University Of Florida, Gainesville FL

Investigators

Abstract

In the geosciences, the perception of disability as a barrier to a successful career and the inaccessible culture of degree programs discourage many people with disabilities from starting or staying in geoscience degree programs. Disabled degree-holding individuals in Science, Technology, Engineering and Math (STEM) disciplines also have a significantly higher unemployment rate than their non-disabled peers (NCSES, 2021). Until there is change in the prevailing culture of inaccessibility and normalize the support and success of disabled geoscientists, there will be continued exclusion of many from the geosciences. Today’s disabled early career geoscientists are the vanguard of the ‘ADA generation’, born after the passage of the Americans with Disabilities Act in 1990. The ADA generation doesn’t just hope for accessible learning and work conditions, they expect it. As the ADA generation comes of age, there is need of better characterization of the disabled experience in the geosciences across all career stages (see Kingsbury et al, 2020). There is also a compelling need to examine the biases and racism within the Disabled identity.
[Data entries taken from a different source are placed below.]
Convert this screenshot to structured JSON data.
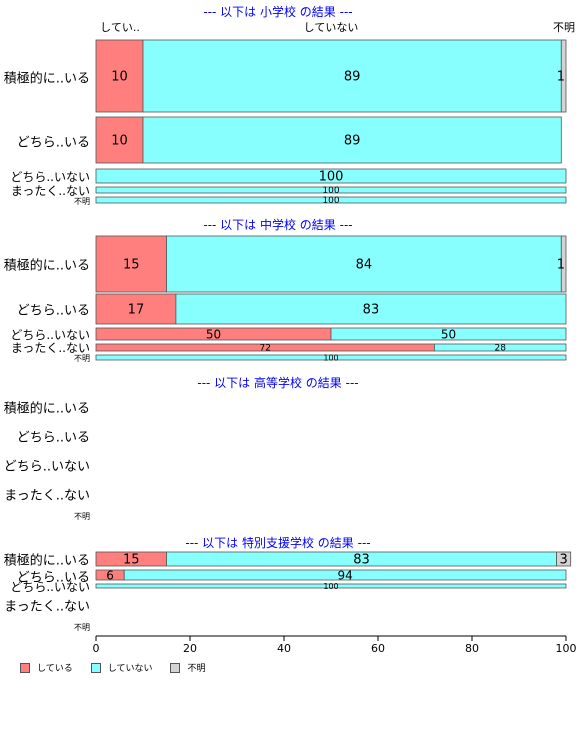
{
  "chart_data": {
    "type": "bar",
    "stacked": true,
    "orientation": "horizontal",
    "series_names": [
      "している",
      "していない",
      "不明"
    ],
    "colors": [
      "#FF7F7F",
      "#88FFFF",
      "#D3D3D3"
    ],
    "top_labels": [
      "してい..",
      "していない",
      "不明"
    ],
    "xlim": [
      0,
      100
    ],
    "xticks": [
      0,
      20,
      40,
      60,
      80,
      100
    ],
    "groups": [
      {
        "title": "--- 以下は 小学校 の結果 ---",
        "rows": [
          {
            "label": "積極的に..いる",
            "values": [
              10,
              89,
              1
            ]
          },
          {
            "label": "どちら..いる",
            "values": [
              10,
              89,
              0
            ]
          },
          {
            "label": "どちら..いない",
            "values": [
              0,
              100,
              0
            ]
          },
          {
            "label": "まったく..ない",
            "values": [
              0,
              100,
              0
            ]
          },
          {
            "label": "不明",
            "values": [
              0,
              100,
              0
            ]
          }
        ]
      },
      {
        "title": "--- 以下は 中学校 の結果 ---",
        "rows": [
          {
            "label": "積極的に..いる",
            "values": [
              15,
              84,
              1
            ]
          },
          {
            "label": "どちら..いる",
            "values": [
              17,
              83,
              0
            ]
          },
          {
            "label": "どちら..いない",
            "values": [
              50,
              50,
              0
            ]
          },
          {
            "label": "まったく..ない",
            "values": [
              72,
              28,
              0
            ]
          },
          {
            "label": "不明",
            "values": [
              0,
              100,
              0
            ]
          }
        ]
      },
      {
        "title": "--- 以下は 高等学校 の結果 ---",
        "rows": [
          {
            "label": "積極的に..いる",
            "values": null
          },
          {
            "label": "どちら..いる",
            "values": null
          },
          {
            "label": "どちら..いない",
            "values": null
          },
          {
            "label": "まったく..ない",
            "values": null
          },
          {
            "label": "不明",
            "values": null
          }
        ]
      },
      {
        "title": "--- 以下は 特別支援学校 の結果 ---",
        "rows": [
          {
            "label": "積極的に..いる",
            "values": [
              15,
              83,
              3
            ]
          },
          {
            "label": "どちら..いる",
            "values": [
              6,
              94,
              0
            ]
          },
          {
            "label": "どちら..いない",
            "values": [
              0,
              100,
              0
            ]
          },
          {
            "label": "まったく..ない",
            "values": null
          },
          {
            "label": "不明",
            "values": null
          }
        ]
      }
    ]
  }
}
While access barriers impact us all, racism compounds the biases faced by disabled BIPOC individuals (e.g. Garcia, 2019), yet little is known (outside of anecdotal evidence) about how that impacts students and career professionals in the geosciences. The leaders of this project aim to solicit input from - and build community with - geoscientists from diverse backgrounds, all career stages, and work sectors. Disabled geoscientists with diverse academic experiences and life paths are realizing disabled scientists need more than anecdotes and individual advocacy to transform the culture of geosciences. The goal of this planning grant is to facilitate this culture change by first identifying and characterizing significant barriers faced by people with disabilities on geoscience career paths by surveying disabled geoscientists within the community and then strategizing specific initiatives that could address those barriers via a hybrid workshop attached to a national geoscience conference. This award reflects NSF's statutory mission and has been deemed worthy of support through evaluation using the Foundation's intellectual merit and broader impacts review criteria.